Così Notre Dame – ha scritto Il Tempo – «è l'emblema della nostra resa» e Il Giornale: «Così torniamo nel Medioevo». C'è voglia, in qualcuno, di drammatizzare: ancora Il Tempo, per esempio, definisce lo ius soli temperato una «sostituzione etnica», definizione che fa effetto, ma è il contrario di ciò che di quel diritto sarebbe giusto, doveroso e, soprattutto, dignitoso affermare. E senza ricordare – solo un esempio storico – che le chiese gotiche o romaniche, cioè anche del primo tipo di Notre Dame, in Europa furono costruite a centinaia persino nei Paesi invasi dai "barbari". Il medioevo è stato anche per i barbari un periodo di generale acculturazione e civilizzazione.
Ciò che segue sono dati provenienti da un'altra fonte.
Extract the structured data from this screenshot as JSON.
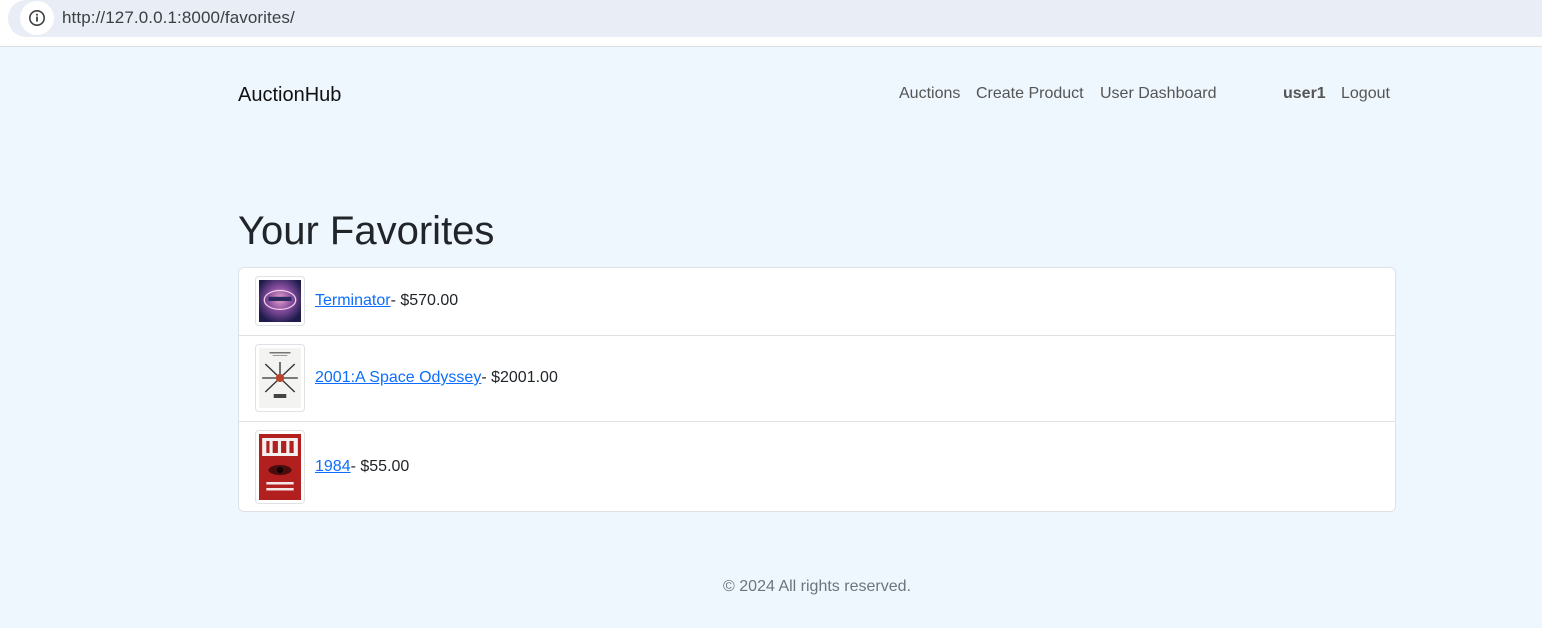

Il problema è che una vena di razzismo alimenta ancora le paure di questi tempi facendo dimenticare che gli invasori sono stati tutti "civilizzati", "acculturati" e italianizzati ancora in pieno medioevo (vedi gli edifici, i monumenti, i nomi, i dialetti, la lingua e la letteratura di quei secoli). Quella vena alimenta la foga contro la legge dello ius soli temperato, legge di civiltà, perché «chi nasce qui non è diverso» (la Repubblica) e perché tutte le grandi "Carte dei diritti dell'uomo" proclamano l'uguaglianza e la fraternità di tutti gli uomini. Nessuno, dunque, può essere automaticamente classificato terrorista o delinquente alla nascita. Chissà, forse, nella descrizione del giudizio finale che Matteo fa, nel suo Vangelo, il Figlio dell'Uomo aggiungerà un'altra sua sentenza: “Non avevo il permesso di soggiorno e voi non me lo deste…”

«ETICHETTA» PER I FIGLI?
Una sentenza della Cassazione ha recentemente approvato che un bambino nato da una procreazione eterologa su progetto di una coppia di due donne italiane in Inghilterra può avere oltre che due mamme (una biologica con il seme di uno sconosciuto e un'altra che potremmo definire madre di desiderio) due cognomi: una della "mamma" autentica e l'altro della mamma di desiderio, che il parto del "figlio" l'ha visto solo nella compagna. E ha autorizzato l'anagrafe italiana a correggere così la sua registrazione.
Quel povero figlio non avrebbe probabilmente bisogno di fare sapere ufficialmente – quasi un'etichetta – che è stato "acquistato" e concepito in provetta all'estero e poi fatto italiano nell'anagrafe della città della madre di desiderio.